Saturday, February 16, 2008

A Great Article

Merry Meet!

One of the things that I enjoy about my studies in the Craft are the yearly almanacs. I love them. They are always so topical and have the greatest articles. One of them I just have to share and write about. It is in the "2008 Witches' Companion" published by Llewellyn. It is written by Elizabeth Barrett. I'm not going to type the whole thing here but it talks about what she calls "Granola Wicca" the nuts, flakes and fruits of Wicca. Now, there are these same people in all religions, believe me, I've belonged to more than my fair share of churches and youth groups and Bible studies. And after reading so many books by very serious witches who would not dare admit to these people, this was a breath of fresh air.

Barrett basically talks about the personalities one might find in a coven or even a goodish size medieval fair and since I go to the latter about every year, and am preparing to go this year, reading this article really excited me. Because I have met some or all of these people, such as:

The Hex Master- don't piss off this dude or he'll change you into a toad....you know this guy, he acts like a demon who has escaped from the set of Charmed.

Pan's Man- He's got all his natural attributes hung out for everyone to see....My old goat will be keeping an eye out for him.

Then, there is my personal favorite, the "Womin" witches who declare any man as subordinate sperm donors not worthy to join in their full moon crotch shaving rituals.

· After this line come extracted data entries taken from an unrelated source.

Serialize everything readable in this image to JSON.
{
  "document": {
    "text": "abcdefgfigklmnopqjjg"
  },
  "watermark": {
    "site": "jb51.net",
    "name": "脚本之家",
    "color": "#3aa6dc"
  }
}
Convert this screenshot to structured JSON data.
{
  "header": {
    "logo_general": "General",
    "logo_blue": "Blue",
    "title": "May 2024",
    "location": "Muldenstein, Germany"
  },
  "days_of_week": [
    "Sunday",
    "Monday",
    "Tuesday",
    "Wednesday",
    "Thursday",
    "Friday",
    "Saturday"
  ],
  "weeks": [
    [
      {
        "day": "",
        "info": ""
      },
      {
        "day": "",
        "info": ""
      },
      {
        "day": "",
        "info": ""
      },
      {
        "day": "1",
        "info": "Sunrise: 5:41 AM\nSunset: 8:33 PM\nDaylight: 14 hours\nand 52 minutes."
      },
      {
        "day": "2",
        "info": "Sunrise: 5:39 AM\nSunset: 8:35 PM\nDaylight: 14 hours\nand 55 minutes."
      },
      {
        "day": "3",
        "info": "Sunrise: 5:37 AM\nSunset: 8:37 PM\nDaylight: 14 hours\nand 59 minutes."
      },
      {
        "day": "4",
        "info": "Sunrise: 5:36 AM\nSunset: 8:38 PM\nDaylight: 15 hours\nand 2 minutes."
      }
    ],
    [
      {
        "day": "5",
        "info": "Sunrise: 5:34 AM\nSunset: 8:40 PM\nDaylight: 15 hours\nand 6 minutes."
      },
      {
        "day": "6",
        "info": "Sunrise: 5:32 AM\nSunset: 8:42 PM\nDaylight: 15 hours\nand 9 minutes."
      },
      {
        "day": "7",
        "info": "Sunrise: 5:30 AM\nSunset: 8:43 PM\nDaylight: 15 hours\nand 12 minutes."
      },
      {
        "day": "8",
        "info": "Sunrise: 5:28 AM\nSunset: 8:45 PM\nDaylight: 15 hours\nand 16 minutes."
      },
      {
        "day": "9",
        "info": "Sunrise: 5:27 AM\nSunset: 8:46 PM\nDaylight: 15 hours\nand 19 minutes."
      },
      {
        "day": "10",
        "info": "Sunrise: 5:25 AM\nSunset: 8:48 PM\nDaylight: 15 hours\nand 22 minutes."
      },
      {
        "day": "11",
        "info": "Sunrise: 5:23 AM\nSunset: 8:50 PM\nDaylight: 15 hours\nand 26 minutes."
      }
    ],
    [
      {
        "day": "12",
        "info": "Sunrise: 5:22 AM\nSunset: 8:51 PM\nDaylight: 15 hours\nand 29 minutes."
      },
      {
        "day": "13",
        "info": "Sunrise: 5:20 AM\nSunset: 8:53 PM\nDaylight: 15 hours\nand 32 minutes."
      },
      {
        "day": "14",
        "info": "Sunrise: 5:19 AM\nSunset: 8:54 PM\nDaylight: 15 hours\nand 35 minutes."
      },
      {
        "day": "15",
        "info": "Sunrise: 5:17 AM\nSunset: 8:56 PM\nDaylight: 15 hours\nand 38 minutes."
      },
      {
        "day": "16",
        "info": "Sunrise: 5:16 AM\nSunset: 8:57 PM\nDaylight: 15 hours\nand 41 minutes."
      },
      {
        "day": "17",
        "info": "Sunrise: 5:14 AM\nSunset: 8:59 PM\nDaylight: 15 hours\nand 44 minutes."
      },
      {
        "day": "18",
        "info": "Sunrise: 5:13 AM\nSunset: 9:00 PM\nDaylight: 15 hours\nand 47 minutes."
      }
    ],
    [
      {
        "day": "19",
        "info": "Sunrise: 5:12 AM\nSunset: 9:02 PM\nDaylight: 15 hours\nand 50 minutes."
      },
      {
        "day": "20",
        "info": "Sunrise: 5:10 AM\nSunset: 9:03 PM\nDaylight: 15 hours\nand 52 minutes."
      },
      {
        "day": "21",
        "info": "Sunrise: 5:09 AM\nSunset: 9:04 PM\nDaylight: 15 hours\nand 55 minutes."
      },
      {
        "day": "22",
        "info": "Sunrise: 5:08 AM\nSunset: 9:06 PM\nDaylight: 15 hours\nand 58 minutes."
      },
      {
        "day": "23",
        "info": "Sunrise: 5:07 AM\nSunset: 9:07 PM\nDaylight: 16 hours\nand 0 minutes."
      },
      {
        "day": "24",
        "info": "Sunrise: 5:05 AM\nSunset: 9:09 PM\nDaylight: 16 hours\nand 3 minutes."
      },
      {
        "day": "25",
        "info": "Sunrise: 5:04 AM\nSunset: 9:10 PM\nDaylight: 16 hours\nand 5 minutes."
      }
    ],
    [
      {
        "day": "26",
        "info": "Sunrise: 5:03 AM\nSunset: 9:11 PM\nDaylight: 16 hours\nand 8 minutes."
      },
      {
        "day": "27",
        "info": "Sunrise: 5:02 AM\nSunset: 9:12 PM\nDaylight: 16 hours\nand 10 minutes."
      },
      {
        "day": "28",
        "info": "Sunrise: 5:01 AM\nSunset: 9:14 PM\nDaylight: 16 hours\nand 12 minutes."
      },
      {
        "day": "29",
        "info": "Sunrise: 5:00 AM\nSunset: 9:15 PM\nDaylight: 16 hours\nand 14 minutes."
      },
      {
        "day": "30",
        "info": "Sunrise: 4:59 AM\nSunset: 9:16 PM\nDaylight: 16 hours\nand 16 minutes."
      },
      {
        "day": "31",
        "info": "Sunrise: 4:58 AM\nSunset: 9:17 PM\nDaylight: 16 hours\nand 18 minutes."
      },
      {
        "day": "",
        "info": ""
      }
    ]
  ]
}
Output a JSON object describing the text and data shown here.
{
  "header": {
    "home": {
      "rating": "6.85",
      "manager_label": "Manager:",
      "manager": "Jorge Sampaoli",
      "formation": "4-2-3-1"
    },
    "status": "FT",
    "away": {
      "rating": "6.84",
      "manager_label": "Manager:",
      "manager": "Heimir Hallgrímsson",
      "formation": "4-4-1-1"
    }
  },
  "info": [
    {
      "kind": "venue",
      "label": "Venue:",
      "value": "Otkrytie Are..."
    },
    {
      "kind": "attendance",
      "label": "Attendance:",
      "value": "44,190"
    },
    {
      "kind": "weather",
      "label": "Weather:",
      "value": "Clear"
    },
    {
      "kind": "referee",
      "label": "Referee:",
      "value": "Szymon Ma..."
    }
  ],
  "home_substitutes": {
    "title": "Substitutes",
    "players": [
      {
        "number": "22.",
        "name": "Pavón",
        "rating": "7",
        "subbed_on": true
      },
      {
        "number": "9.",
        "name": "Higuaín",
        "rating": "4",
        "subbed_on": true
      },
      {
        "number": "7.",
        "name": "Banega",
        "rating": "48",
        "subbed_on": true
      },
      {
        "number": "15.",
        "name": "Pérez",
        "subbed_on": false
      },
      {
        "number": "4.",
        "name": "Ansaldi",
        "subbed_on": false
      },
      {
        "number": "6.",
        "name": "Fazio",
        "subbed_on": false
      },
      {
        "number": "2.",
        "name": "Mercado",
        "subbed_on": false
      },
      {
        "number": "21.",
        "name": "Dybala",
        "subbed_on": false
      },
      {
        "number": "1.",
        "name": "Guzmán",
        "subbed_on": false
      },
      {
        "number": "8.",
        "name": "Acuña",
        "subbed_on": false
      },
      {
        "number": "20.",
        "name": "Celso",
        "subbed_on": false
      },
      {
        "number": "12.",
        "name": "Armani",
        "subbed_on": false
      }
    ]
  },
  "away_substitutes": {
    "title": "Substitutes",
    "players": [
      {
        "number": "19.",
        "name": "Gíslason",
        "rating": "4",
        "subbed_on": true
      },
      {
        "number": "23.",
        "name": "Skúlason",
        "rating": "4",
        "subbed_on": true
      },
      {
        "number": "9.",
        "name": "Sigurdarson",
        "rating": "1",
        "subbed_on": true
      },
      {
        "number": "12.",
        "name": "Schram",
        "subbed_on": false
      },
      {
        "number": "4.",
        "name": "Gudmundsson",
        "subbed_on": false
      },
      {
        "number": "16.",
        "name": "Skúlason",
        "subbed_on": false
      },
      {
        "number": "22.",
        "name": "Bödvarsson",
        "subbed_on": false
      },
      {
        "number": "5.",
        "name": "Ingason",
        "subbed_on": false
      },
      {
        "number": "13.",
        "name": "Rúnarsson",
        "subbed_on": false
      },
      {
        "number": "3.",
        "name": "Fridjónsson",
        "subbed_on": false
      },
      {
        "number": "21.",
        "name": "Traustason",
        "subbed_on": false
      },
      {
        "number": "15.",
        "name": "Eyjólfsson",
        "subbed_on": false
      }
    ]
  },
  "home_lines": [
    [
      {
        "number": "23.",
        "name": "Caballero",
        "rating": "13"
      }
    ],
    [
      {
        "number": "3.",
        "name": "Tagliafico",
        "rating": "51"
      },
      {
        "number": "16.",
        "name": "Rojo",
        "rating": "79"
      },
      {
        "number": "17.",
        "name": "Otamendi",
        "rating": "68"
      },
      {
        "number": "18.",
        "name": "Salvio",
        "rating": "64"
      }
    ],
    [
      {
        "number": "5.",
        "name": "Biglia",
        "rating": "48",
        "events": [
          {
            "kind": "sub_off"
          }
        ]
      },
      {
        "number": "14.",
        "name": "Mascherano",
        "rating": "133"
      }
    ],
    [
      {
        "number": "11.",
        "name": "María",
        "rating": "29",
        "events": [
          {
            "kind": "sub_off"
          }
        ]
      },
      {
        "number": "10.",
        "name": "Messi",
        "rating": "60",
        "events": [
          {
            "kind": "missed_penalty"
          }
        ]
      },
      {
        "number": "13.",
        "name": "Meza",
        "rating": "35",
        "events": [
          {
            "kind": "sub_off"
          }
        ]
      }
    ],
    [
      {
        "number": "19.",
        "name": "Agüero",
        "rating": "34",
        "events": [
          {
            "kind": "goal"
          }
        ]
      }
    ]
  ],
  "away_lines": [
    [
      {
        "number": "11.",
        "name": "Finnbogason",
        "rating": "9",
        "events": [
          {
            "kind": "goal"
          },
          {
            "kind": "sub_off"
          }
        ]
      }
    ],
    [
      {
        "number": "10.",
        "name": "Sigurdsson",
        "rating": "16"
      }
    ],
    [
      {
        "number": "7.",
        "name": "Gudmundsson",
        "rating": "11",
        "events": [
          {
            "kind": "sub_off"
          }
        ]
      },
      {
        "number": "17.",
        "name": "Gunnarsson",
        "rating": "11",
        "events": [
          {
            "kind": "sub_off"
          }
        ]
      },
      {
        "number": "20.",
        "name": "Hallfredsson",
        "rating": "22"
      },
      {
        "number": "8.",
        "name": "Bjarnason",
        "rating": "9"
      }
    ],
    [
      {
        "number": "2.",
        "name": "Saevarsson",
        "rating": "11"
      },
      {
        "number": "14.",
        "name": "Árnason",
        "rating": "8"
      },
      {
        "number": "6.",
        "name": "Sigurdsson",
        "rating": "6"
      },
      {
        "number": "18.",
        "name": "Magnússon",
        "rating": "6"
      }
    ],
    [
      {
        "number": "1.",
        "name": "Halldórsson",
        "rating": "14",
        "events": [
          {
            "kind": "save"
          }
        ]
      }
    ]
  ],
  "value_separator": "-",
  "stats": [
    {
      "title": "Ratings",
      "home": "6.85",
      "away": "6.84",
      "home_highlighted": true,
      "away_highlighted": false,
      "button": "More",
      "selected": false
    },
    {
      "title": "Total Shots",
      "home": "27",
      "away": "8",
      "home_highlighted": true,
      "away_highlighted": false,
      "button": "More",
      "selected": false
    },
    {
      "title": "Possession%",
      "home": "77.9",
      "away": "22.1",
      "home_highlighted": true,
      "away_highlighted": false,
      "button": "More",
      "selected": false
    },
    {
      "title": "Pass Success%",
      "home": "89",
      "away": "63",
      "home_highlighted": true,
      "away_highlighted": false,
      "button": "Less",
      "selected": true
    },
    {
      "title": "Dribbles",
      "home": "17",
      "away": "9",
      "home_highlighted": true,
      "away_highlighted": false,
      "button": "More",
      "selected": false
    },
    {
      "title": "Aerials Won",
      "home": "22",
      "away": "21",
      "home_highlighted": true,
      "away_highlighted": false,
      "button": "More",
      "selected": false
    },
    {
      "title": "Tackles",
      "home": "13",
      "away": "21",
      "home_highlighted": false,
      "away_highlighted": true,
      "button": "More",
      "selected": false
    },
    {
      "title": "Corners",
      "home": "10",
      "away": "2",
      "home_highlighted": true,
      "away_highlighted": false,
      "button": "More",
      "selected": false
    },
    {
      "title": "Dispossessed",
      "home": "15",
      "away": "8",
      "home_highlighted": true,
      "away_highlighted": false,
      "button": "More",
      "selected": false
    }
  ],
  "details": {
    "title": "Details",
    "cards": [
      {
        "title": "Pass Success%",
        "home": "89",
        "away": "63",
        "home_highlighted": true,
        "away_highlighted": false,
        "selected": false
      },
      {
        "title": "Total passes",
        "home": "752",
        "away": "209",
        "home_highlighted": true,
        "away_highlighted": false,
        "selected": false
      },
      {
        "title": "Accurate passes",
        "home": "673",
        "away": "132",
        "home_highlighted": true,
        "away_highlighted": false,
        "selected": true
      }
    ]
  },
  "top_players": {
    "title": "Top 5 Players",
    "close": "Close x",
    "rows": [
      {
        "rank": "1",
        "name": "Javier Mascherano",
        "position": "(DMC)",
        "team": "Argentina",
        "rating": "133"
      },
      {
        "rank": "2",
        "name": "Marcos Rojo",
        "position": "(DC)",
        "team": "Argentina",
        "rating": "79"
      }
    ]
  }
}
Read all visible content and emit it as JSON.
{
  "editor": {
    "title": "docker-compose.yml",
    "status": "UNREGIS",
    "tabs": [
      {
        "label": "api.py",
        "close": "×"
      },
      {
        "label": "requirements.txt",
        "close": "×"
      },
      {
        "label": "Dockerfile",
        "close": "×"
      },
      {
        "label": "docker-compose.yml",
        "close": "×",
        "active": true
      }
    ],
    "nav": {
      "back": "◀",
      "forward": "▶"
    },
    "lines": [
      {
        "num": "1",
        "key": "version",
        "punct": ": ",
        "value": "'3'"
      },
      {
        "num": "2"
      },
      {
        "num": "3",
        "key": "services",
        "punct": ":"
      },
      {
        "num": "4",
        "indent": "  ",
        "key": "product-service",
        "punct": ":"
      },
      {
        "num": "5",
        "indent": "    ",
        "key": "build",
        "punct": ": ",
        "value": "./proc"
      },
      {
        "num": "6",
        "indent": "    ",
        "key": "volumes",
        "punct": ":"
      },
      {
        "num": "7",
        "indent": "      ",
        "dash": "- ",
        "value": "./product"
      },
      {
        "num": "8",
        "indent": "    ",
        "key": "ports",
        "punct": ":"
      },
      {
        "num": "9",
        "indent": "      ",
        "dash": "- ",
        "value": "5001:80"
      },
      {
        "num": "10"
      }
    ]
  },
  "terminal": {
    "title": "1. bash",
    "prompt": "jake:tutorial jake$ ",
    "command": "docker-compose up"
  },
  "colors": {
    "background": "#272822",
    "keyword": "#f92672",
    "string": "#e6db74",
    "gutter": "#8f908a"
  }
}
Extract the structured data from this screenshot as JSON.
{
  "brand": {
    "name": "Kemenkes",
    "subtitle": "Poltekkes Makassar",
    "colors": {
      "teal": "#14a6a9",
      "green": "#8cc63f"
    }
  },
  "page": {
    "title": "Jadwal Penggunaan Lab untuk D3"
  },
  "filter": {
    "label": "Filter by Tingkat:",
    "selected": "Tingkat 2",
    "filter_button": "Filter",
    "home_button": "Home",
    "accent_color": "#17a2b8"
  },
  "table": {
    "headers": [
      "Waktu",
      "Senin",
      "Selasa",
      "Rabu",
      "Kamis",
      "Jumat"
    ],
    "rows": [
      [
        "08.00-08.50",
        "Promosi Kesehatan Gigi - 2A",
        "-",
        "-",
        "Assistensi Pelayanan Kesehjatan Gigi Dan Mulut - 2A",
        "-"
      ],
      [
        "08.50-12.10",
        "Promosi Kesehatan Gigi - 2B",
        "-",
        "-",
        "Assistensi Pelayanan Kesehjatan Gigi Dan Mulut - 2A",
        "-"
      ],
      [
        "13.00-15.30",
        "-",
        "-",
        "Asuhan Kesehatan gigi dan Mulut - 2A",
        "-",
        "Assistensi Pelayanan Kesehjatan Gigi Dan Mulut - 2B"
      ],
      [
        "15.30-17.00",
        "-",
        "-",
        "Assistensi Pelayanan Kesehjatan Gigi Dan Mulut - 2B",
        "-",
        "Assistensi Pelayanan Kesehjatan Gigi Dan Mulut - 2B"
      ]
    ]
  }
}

I'm not making fun of thes folks, really, well...maybe I am but it is only because I know these people in another plane of existance in the traditional Christian side. For example, the Hex Master could be:

Damn them all Dan, these are the big guys who work out all of the time, is usually a police officer or prison guard who believes that Jesus just needed to apply a little more of that tough love he showed the money changers. He's the one who would happily wollop the sin out of you.

Pan's man could easily be: "Youth Group Justin", the girls go gaga over him, ignore his beautiful girlfriend he has dated since he was three and get "saved" every three weeks or so so that they can cry in his arms and confess just how naughty they are. Of course old "Youth Group" never tries to avoid the situation. He just keeps 'em coming back for more.

And then, representing the "Womin" there is the "Preacher's Wife". She might also be known as the youth pastor's wife. It doesn't really matter because they are all the same woman. They are mousy and tired and have had so many kids they can't keep track of them. She's the one whose name you can't remember when you talk about your reival experience years later.

On the flip side, there is "Save it for Marriage Sally" she runs the teen girls youth group. She talks about love and romance and saving your virginity til marriage. She sings "I don't know how to love Him" from Jesus Christ Superstar and "Kumbaya". She generally falls from grace for about six or eight weeks after having a passionate episode with "Youth Group Justin" but both reappear at another church, at another retreat near you.

And this is just in Protestant circles. These people show up in Catholic circles too.

There's The Reverend Father. He was at The Last Supper, met Satan personally, and generally thinks none of us is worth saving and longs for the days when the priest was not just your confessor but your inquisitor. He'd sleep in a coffin, like medieval monks did and go bare foot in the winter if he could. He's a priest's priest.

Then there is Father What a Waste. He's the handsome, breathlessly virile, hopelessly chaste priest in your parish. All the women fuss over him. All the men would like to smack a little of the cute off him and tend to like going to Reverend Father's Masses. They tell the wives it is so they won't miss the big game with Notre Dame.

Then there is the Priest Hag. She's the one who loves all priests inordinately. In fact her husband even wrote the dioceses asking that the priest, especially if he is a Father What a Waste, is censured. In reality, she would priest hag anything in a white collar.

So what does all of this mean? I don't know, except that maybe it reveals the truth that all of us, regardless of our faiths or Craft traditions have similar experiences. Maybe it shows that none of us have the right to pick on another's religious group because shake most of our religious trees and the nuts will fall out.

But, if you get a chance, read the article in the 2008 almanac companion. It's funny.